For the second time in less than a year, authorities are investigating suspicious packages that were apparently sent to election officials across the country. The threatening mailings were received or intercepted in at least 16 states. Some of the mailings contained what was described as an “unknown substance,” the FBI and United States Postal Service said in a statement Tuesday. Some, as ABC News reported, were signed by the “United States Traitor Elimination Army.”
The National Association of Secretaries of State issued a statement Tuesday condemning the intimidation tactic and describing it as part of a “disturbing trend.” “This must stop,” the statement read. “Our democracy has no place for political violence, threats, or intimidation of any kind.”
The latest round of suspicious mailings comes months after envelopes containing fentanyl and other substances were sent to election offices in at least five states last fall and underscores the threats facing election workers this cycle and the perilous political climate in the US right now as we head into November.
As I reported earlier this year, large numbers of election workers and officials say they’ve experienced threats and harassment in their jobs, driven by Donald Trump’s unrelenting lies about the integrity of the democratic process. It feels like “you’re the bull’s-eye,” one election administrator told me. But the threats to election workers—which began in 2020 and have only continued to grow through the 2022 midterms and into 2024—are only part of the chaos surrounding the 2024 presidential election, a cycle that has now featured two apparent assassination attempts against the Republican nominee.

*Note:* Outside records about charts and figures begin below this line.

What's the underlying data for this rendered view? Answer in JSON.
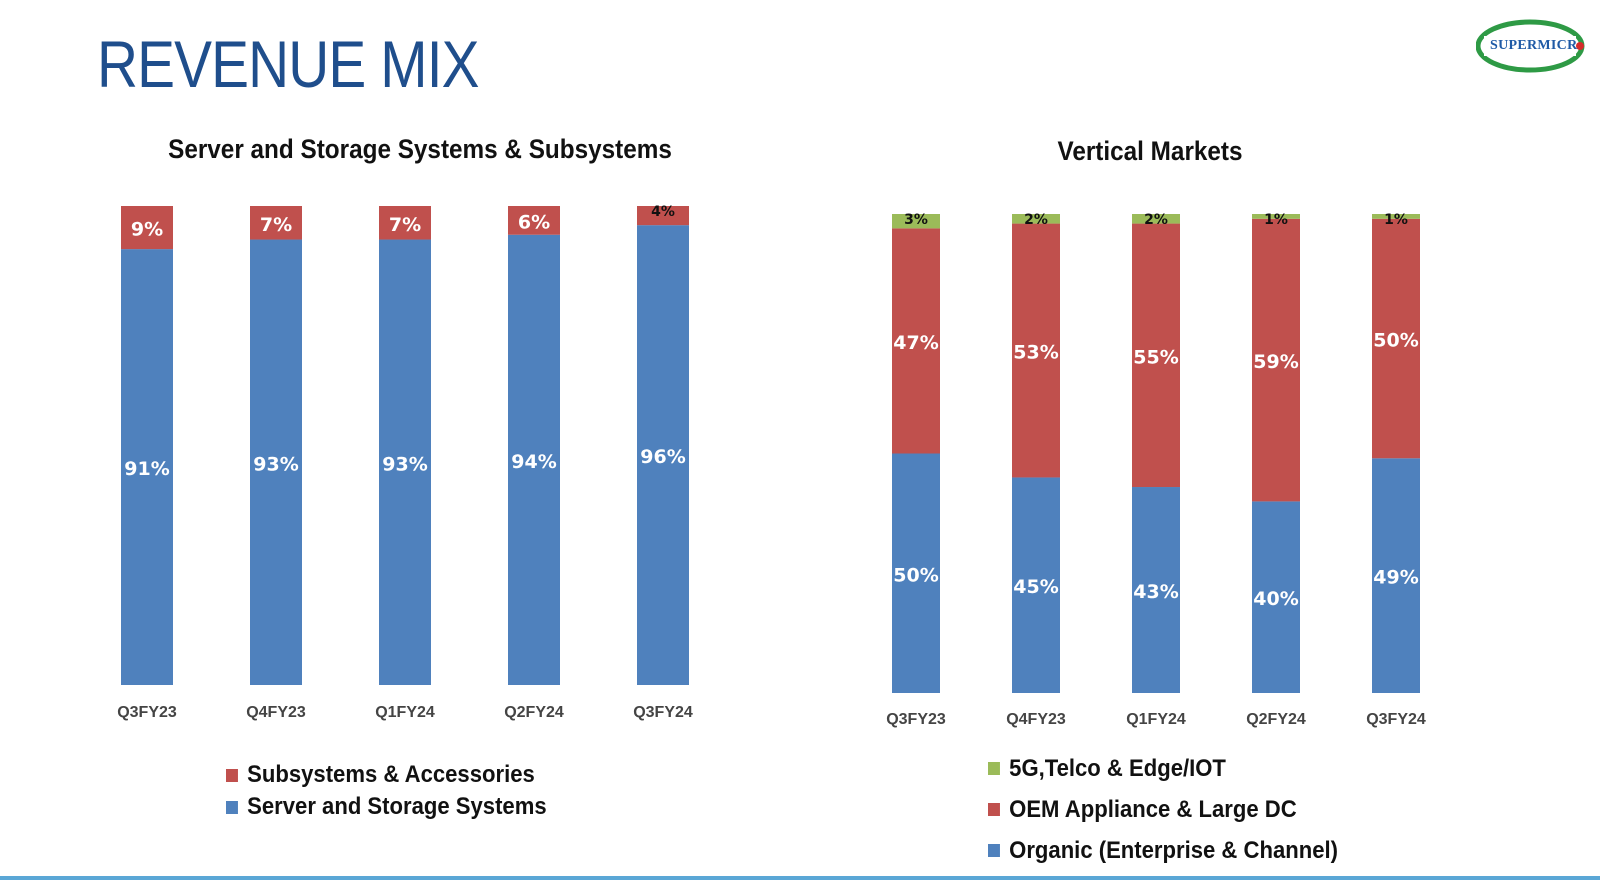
{
  "title": "REVENUE MIX",
  "logo": {
    "text": "SUPERMICR",
    "icon": "supermicro-logo"
  },
  "colors": {
    "blue": "#4f81bd",
    "red": "#c0504d",
    "green": "#9bbb59",
    "title": "#1f4e8c"
  },
  "chart_data": [
    {
      "type": "bar",
      "stacked": true,
      "title": "Server and Storage Systems & Subsystems",
      "categories": [
        "Q3FY23",
        "Q4FY23",
        "Q1FY24",
        "Q2FY24",
        "Q3FY24"
      ],
      "ylim": [
        0,
        100
      ],
      "series": [
        {
          "name": "Server and Storage Systems",
          "values": [
            91,
            93,
            93,
            94,
            96
          ],
          "labels": [
            "91%",
            "93%",
            "93%",
            "94%",
            "96%"
          ],
          "color": "#4f81bd"
        },
        {
          "name": "Subsystems & Accessories",
          "values": [
            9,
            7,
            7,
            6,
            4
          ],
          "labels": [
            "9%",
            "7%",
            "7%",
            "6%",
            "4%"
          ],
          "color": "#c0504d"
        }
      ],
      "legend": [
        "Subsystems & Accessories",
        "Server and Storage Systems"
      ],
      "legend_position": "bottom"
    },
    {
      "type": "bar",
      "stacked": true,
      "title": "Vertical Markets",
      "categories": [
        "Q3FY23",
        "Q4FY23",
        "Q1FY24",
        "Q2FY24",
        "Q3FY24"
      ],
      "ylim": [
        0,
        100
      ],
      "series": [
        {
          "name": "Organic (Enterprise & Channel)",
          "values": [
            50,
            45,
            43,
            40,
            49
          ],
          "labels": [
            "50%",
            "45%",
            "43%",
            "40%",
            "49%"
          ],
          "color": "#4f81bd"
        },
        {
          "name": "OEM Appliance & Large DC",
          "values": [
            47,
            53,
            55,
            59,
            50
          ],
          "labels": [
            "47%",
            "53%",
            "55%",
            "59%",
            "50%"
          ],
          "color": "#c0504d"
        },
        {
          "name": "5G,Telco & Edge/IOT",
          "values": [
            3,
            2,
            2,
            1,
            1
          ],
          "labels": [
            "3%",
            "2%",
            "2%",
            "1%",
            "1%"
          ],
          "color": "#9bbb59"
        }
      ],
      "legend": [
        "5G,Telco & Edge/IOT",
        "OEM Appliance & Large DC",
        "Organic (Enterprise & Channel)"
      ],
      "legend_position": "bottom"
    }
  ]
}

The former president, his running mate JD Vance, and other Republicans have cynically tried to blame Democrats for the thwarted attempts on Trump’s life. “Their rhetoric is causing me to be shot at,” Trump said Monday. But, of course, Trump and his allies have been the ones turning up the temperature, not mainstream Democrats, who have repeatedly condemned political violence. Trump and Vance spent days amplifying racist lies about Haitian immigrants in Ohio, leading to bomb threats in Springfield and a hate campaign against Haitians more broadly. The former president has also ramped up his authoritarian rhetoric, vowing to cast “vermin” from the country, calling to jail political foes, and continuing to sow doubts in the election system. “We cannot let our Country further devolve into a Third World Nation, AND WE WON’T,” Trump posted Tuesday, saying he would be “watching the Sanctity of the 2024 Presidential Election very closely.”

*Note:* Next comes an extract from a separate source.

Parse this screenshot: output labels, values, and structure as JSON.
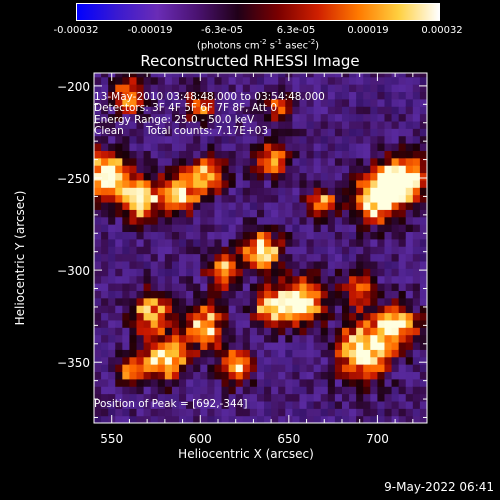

With those kinds of attacks on the election process, Trump is again laying the groundwork to contest the results should he lose. His effort to overturn his loss to Joe Biden failed in 2020. But Democrats are concerned about what another round of election subversion could bring this cycle, especially if Mike Johnson—who helped lead Capitol Hill Republicans’ objection to Biden’s victory—retains his speakership in November and is in a position to potentially interfere with the congressional certification of the presential election in January, if, say Kamala Harris wins. “It would be silly to ignore the history here,” Democratic Representative Joe Morelle told Politico on Tuesday.

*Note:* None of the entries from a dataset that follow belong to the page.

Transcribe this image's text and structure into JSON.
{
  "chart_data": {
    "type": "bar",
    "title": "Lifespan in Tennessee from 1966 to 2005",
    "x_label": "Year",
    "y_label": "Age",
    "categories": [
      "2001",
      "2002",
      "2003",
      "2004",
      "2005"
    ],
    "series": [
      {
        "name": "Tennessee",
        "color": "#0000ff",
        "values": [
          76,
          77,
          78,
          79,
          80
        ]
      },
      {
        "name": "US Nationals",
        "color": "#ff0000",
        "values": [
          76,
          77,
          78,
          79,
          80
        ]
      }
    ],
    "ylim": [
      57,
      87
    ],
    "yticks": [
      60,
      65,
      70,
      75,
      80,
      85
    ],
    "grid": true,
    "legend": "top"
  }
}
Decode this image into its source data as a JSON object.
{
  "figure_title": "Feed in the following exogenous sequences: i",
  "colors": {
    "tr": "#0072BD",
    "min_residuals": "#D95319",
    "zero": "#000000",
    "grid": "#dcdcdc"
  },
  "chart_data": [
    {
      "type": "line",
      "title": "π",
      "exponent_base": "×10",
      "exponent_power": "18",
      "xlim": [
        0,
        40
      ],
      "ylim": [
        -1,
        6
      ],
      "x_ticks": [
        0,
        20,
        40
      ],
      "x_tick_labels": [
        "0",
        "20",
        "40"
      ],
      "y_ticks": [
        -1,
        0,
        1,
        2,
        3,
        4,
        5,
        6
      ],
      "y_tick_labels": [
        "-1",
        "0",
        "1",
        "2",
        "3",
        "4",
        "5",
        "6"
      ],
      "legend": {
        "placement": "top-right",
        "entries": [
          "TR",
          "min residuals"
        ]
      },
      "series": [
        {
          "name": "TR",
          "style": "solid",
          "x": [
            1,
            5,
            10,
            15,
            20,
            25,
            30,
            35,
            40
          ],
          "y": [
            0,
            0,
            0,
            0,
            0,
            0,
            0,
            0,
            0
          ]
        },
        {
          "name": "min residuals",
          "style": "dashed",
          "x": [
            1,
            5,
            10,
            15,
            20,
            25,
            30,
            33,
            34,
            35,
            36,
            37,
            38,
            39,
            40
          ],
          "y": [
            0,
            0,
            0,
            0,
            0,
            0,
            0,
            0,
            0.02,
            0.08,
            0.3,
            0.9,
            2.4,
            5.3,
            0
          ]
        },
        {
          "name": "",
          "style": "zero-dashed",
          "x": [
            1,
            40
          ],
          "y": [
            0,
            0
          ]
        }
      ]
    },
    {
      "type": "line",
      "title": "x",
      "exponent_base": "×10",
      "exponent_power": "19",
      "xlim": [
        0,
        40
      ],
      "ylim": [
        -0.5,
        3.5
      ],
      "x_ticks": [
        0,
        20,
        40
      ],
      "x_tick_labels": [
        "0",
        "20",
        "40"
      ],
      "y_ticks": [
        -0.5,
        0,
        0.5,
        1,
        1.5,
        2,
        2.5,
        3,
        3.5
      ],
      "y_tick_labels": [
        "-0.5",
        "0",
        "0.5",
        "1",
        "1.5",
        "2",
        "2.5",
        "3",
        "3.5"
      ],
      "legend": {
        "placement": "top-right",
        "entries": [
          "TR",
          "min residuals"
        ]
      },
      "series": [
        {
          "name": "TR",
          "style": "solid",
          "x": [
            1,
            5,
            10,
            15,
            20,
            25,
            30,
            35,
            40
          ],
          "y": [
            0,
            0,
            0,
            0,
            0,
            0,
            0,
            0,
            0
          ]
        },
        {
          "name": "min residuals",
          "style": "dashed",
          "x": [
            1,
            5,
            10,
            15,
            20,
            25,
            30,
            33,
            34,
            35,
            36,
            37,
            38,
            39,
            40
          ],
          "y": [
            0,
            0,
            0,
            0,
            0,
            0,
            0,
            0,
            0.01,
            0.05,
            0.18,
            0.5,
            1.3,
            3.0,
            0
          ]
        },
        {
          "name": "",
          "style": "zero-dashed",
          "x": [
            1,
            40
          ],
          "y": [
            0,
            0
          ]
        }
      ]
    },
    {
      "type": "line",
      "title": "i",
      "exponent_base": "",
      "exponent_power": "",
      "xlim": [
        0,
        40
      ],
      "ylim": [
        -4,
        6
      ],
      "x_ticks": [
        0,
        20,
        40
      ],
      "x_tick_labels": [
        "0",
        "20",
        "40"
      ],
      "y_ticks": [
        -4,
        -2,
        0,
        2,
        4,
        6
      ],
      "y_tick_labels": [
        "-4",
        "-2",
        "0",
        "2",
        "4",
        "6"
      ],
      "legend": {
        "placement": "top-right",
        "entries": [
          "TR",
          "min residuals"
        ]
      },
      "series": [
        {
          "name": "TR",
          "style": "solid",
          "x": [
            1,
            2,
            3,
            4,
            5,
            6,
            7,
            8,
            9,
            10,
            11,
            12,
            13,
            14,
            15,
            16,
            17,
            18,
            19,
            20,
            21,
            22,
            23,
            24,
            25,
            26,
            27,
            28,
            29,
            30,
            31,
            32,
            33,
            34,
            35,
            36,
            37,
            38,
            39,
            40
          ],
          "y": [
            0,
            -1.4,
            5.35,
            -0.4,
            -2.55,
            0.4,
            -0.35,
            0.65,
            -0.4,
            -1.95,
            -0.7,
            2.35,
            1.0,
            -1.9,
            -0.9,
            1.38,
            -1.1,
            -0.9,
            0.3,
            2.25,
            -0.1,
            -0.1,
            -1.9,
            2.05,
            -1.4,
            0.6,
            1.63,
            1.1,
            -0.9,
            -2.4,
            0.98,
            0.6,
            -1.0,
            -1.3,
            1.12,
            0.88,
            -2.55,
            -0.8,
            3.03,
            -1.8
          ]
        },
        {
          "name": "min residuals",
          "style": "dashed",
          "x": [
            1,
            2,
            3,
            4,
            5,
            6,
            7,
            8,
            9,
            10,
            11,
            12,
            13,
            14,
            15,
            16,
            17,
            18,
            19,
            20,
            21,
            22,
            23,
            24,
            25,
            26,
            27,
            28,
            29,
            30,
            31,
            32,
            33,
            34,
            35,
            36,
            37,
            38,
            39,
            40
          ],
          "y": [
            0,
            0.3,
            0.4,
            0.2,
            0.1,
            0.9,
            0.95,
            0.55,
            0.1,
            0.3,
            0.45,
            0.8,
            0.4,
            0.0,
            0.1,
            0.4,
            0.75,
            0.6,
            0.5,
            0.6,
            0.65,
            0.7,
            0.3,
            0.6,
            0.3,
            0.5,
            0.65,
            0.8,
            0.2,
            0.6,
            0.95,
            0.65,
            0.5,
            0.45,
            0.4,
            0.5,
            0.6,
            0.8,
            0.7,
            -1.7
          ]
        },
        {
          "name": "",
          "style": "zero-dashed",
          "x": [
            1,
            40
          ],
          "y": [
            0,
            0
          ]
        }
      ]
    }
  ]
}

Election experts and officials emphasize that the system remains secure, withstood Trump’s stress test in 2020, and will do so again. Still, the democratic process this fall will play out against a uniquely tumultuous backdrop—one in which turmoil, polarization, and the specter of political violence loom large. “The United States has an undercurrent of political violence,” University of Virginia’s Barbara Perry told the Washington Post Tuesday. “I think this undercurrent has now become the current. Right now, it’s at the surface, and it’s rushing along. We’re in a white-water rapids.”